While investing institutions will have a certain degree of flexibility with respect to what risk weighting method they use for determining their overall regulatory capital requirements, only the SEC-SA method is available when determining whether a securitisation  position is eligible for more favorable STS treatment. For example, positions in an ABCP programme or ABCP transaction will only be eligible for STS treatment if the underlying exposures meet, at the time of the inclusion in the ABCP programme (taking into account credit risk mitigation), an SEC-SA risk weight of 75 percent or less.

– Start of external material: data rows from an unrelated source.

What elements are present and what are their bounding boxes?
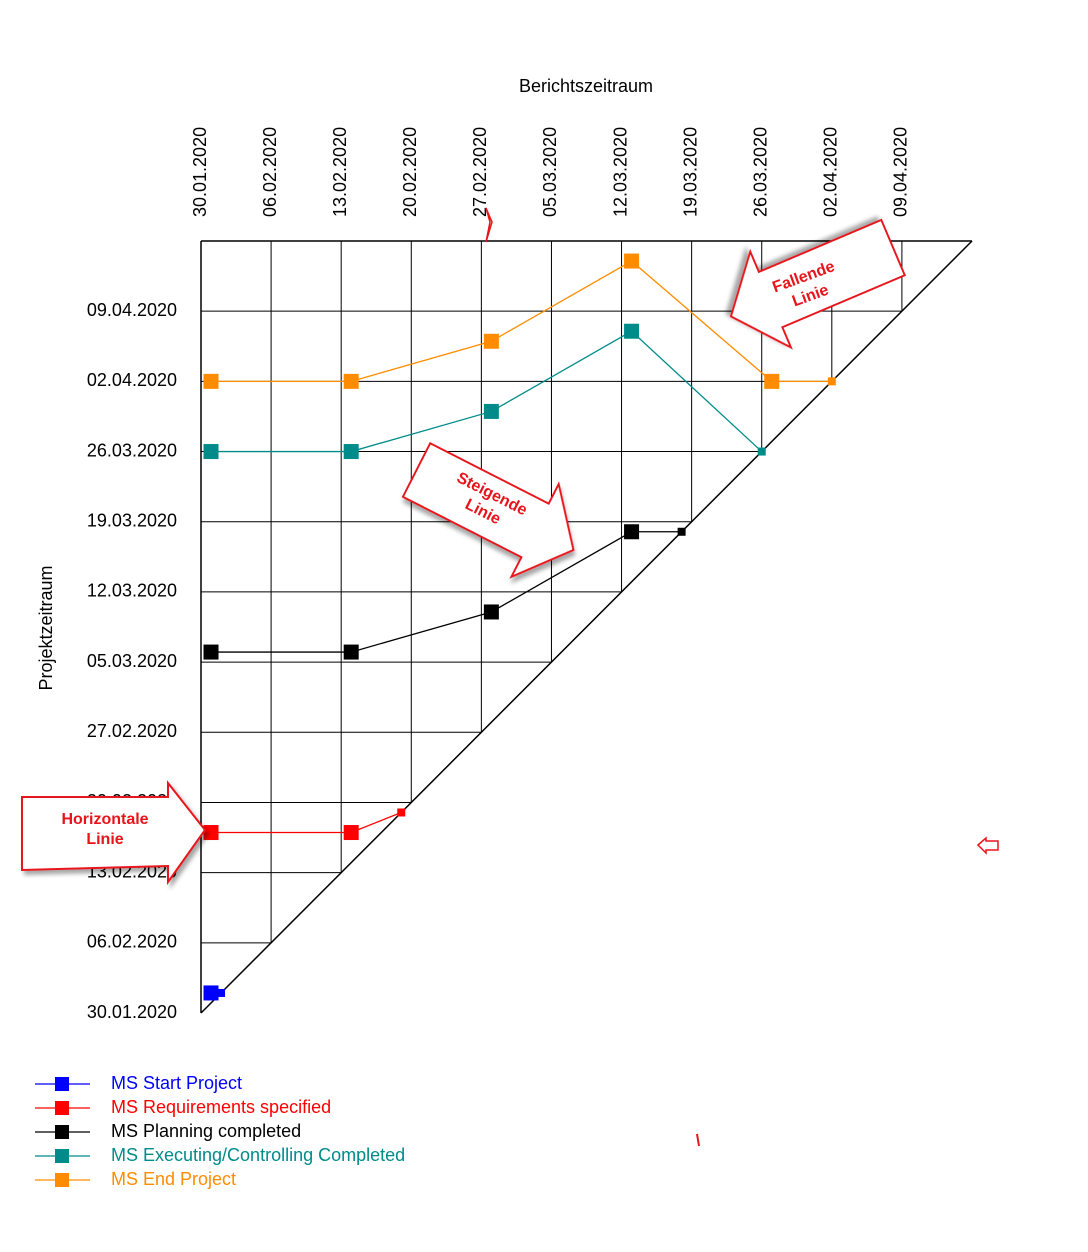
legend-marker [55,1149,69,1163]
y-axis-title: Projektzeitraum [36,565,56,690]
x-tick-label: 13.02.2020 [330,127,350,217]
legend-label: MS End Project [111,1169,236,1189]
y-tick-label: 02.04.2020 [87,370,177,390]
milestone-marker [343,444,359,460]
milestone-marker [624,253,640,269]
stray-mark [696,1133,700,1147]
y-tick-label: 27.02.2020 [87,721,177,741]
milestone-marker [624,323,640,339]
x-tick-label: 06.02.2020 [260,127,280,217]
annotation-text: Horizontale Linie [61,811,149,848]
x-tick-label: 05.03.2020 [540,127,560,217]
y-tick-label: 12.03.2020 [87,581,177,601]
legend-label: MS Requirements specified [111,1097,331,1117]
stray-mark [976,836,999,855]
y-tick-label: 05.03.2020 [87,651,177,671]
annotation-arrow [729,218,907,350]
milestone-marker [483,333,499,349]
legend-marker [55,1077,69,1091]
y-tick-label: 09.04.2020 [87,300,177,320]
grid: 30.01.2020 06.02.2020 13.02.2020 20.02.2020… [87,127,973,1022]
legend-label: MS Planning completed [111,1121,301,1141]
annotation-arrow [401,441,575,579]
legend-marker [55,1173,69,1187]
annotations: Horizontale Linie Steigende Linie Fallen… [21,207,999,1147]
milestone-marker [397,808,406,817]
x-tick-label: 26.03.2020 [750,127,770,217]
legend-marker [55,1125,69,1139]
milestone-marker [203,444,219,460]
milestone-marker [217,988,226,997]
x-tick-label: 27.02.2020 [470,127,490,217]
milestone-marker [343,373,359,389]
y-tick-label: 26.03.2020 [87,440,177,460]
milestone-marker [343,644,359,660]
annotation-group [729,218,907,350]
milestone-marker [203,825,219,841]
annotation-box: Horizontale Linie [61,811,149,848]
series-line [211,260,832,383]
legend: MS Start Project MS Requirements specifie… [35,1073,405,1189]
x-tick-label: 02.04.2020 [821,127,841,217]
milestone-marker [483,604,499,620]
annotation-arrow [21,780,207,886]
stray-mark [485,207,493,243]
y-tick-label: 19.03.2020 [87,510,177,530]
legend-label: MS Executing/Controlling Completed [111,1145,405,1165]
y-tick-label: 06.02.2020 [87,932,177,952]
milestone-marker [624,524,640,540]
milestone-marker [677,527,686,536]
legend-label: MS Start Project [111,1073,242,1093]
legend-marker [55,1101,69,1115]
series-line [211,811,402,834]
milestone-marker [203,985,219,1001]
milestone-marker [343,825,359,841]
milestone-marker [757,447,766,456]
plot [203,253,836,1001]
x-tick-label: 09.04.2020 [891,127,911,217]
milestone-marker [203,373,219,389]
x-tick-label: 30.01.2020 [190,127,210,217]
annotation-group: Steigende Linie [401,441,575,579]
milestone-marker [483,403,499,419]
series-line [211,330,763,453]
x-tick-label: 19.03.2020 [680,127,700,217]
x-tick-label: 12.03.2020 [610,127,630,217]
y-tick-label: 30.01.2020 [87,1002,177,1022]
milestone-marker [203,644,219,660]
x-axis-title: Berichtszeitraum [519,76,653,96]
milestone-marker [764,373,780,389]
milestone-marker [827,377,836,386]
diagonal [200,240,973,1014]
x-tick-label: 20.02.2020 [400,127,420,217]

For other qualifying securitisation s, the underlying assets must not, on their own, receive a risk weighting above a set of prescribed thresholds (based on the SEC-SA method). The risk weight caps vary depending on the class of asset being securitized, and are subject to credit risk mitigation. Specifically, the underlying exposures must have, at the time of inclusion in the securitisation , a risk weight equal to or smaller than:

  • 40 percent on an exposure value-weighted average basis for loans backed by residential mortgages or fully guaranteed residential loans
  • 50 percent on an individual exposure basis where the exposure is a loan secured by a commercial mortgage
  • 75 percent on an individual exposure basis where the exposure is a retail exposure
  • 100 percent on an individual exposure basis for any other exposures.

For residential and commercial mortgage loan backed securitisations, loans backed by second and third mortgages can only be included in the securitisation where all loans secured by the first mortgages on that asset are also included in the securitisation.


Step five – apply borrower concentration limits

Finally, once all other requirements are satisfied, the SPR requires that the aggregate value of all underlying exposures to a single obligor must not, at the time of inclusion, exceed two percent of the aggregate value of all exposures in the underlying pool. For these purposes, loans and leases to a group of connected obligors are considered to be a single obligor.

For ABCP programmes, the same borrower concentration limit applies at the programme level, at the time the underlying assets are added to the programme. However, the concentration limit does not apply in respect of trade receivables in an ABCP programme where the credit risk is covered by eligible credit protection.